Food Rationing in Great Britain

January 1, 1943

Report Outline
Extension of Food Rationing in United States
General Administration of British Rationing Schemes
Operation of British Ration Programs
Special Focus

Extension of Food Rationing in United States

British Pattern for American Food Rationing

Extension of food rationing systems in the United States during 1943 will follow the broad outlines of procedures tested in Great Britain over the past three years.

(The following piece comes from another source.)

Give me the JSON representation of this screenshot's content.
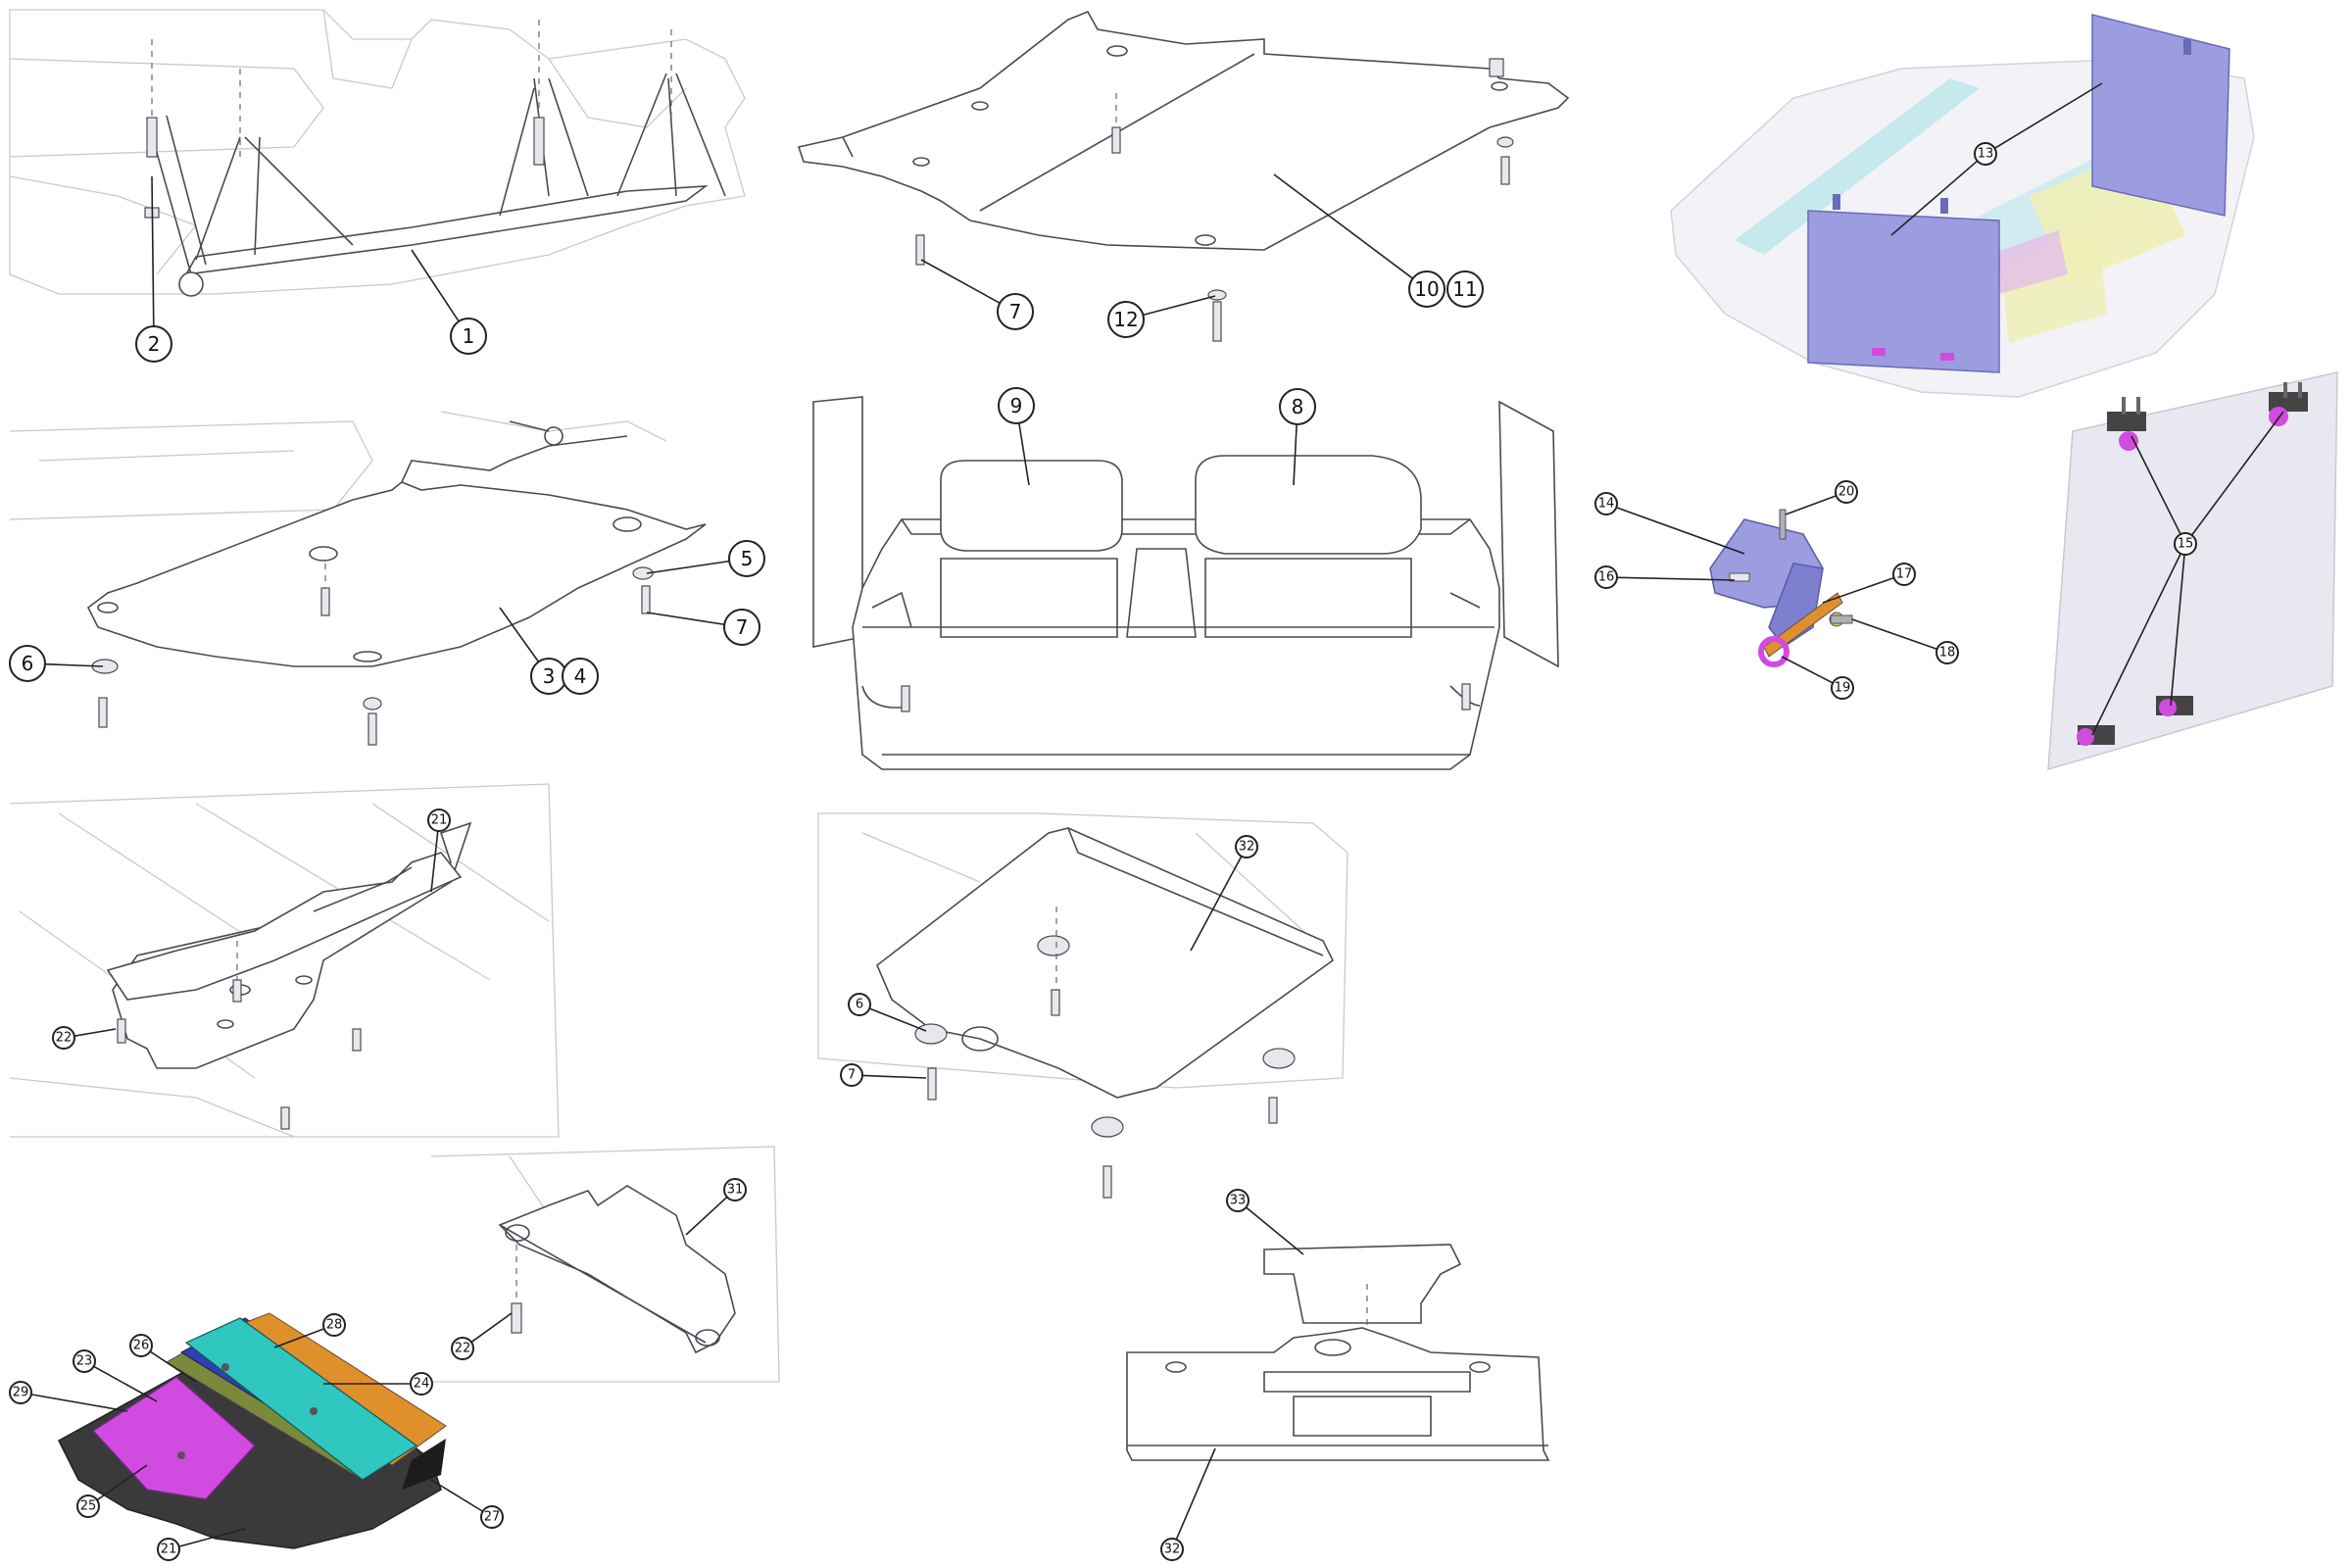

Many details of British rationing programs also will be adopted in this country; other details will be applied in altered form to take account of differences in productive capacity and climate, but still other details will be rejected because of significant differences in the military and political situations of the two nations and differences in the psychological attitudes of their peoples.

Details of future rationing programs for the United States have not yet been fully worked out, but the Office of Price Administration announced, December 2, that a point system similar to that now in use in Britain for certain foods would be utilized when meat rationing began in the late winter of 1943. Speaking to the War Congress of American Industry on December 3, Leon Henderson, director of O. P. A., made it clear that many more food items would be rationed during 1943, and four days later he emphasized that he did not mean merely an extension of present rationing methods to cover an increased number of articles, but also that “new rationing techniques… will be applied.”

A tightened control over food supplies was foreshadowed by an Executive Order of December 6 which placed full responsibility for the nation's food program, including civilian rationing, in the hands of the Secretary of Agriculture. As Food Administrator, Secretary Wickard will exercise his powers over food rationing through the Office of Price Administration. He told a press conference, December 10, that despite increasing restrictions on food supplies the American people would continue to fare better than the British people—if only in having a more varied diet—because “they [the British] have a shipping problem which we haven't.” If food was conserved, Wickard added, no one need go hungry. A fortnight later, on December 27, Wickard ordered the rationing of some 200 kinds of commercially processed fruits, vegetables, juices, and soups. The rationing program for these canned and dried foods is expected to be placed in operation in February. Distribution will be controlled by the point method of rationing. Quantity rationing of sugar began on May 5, 1942, and the same system became effective, November 29, for the rationing of coffee.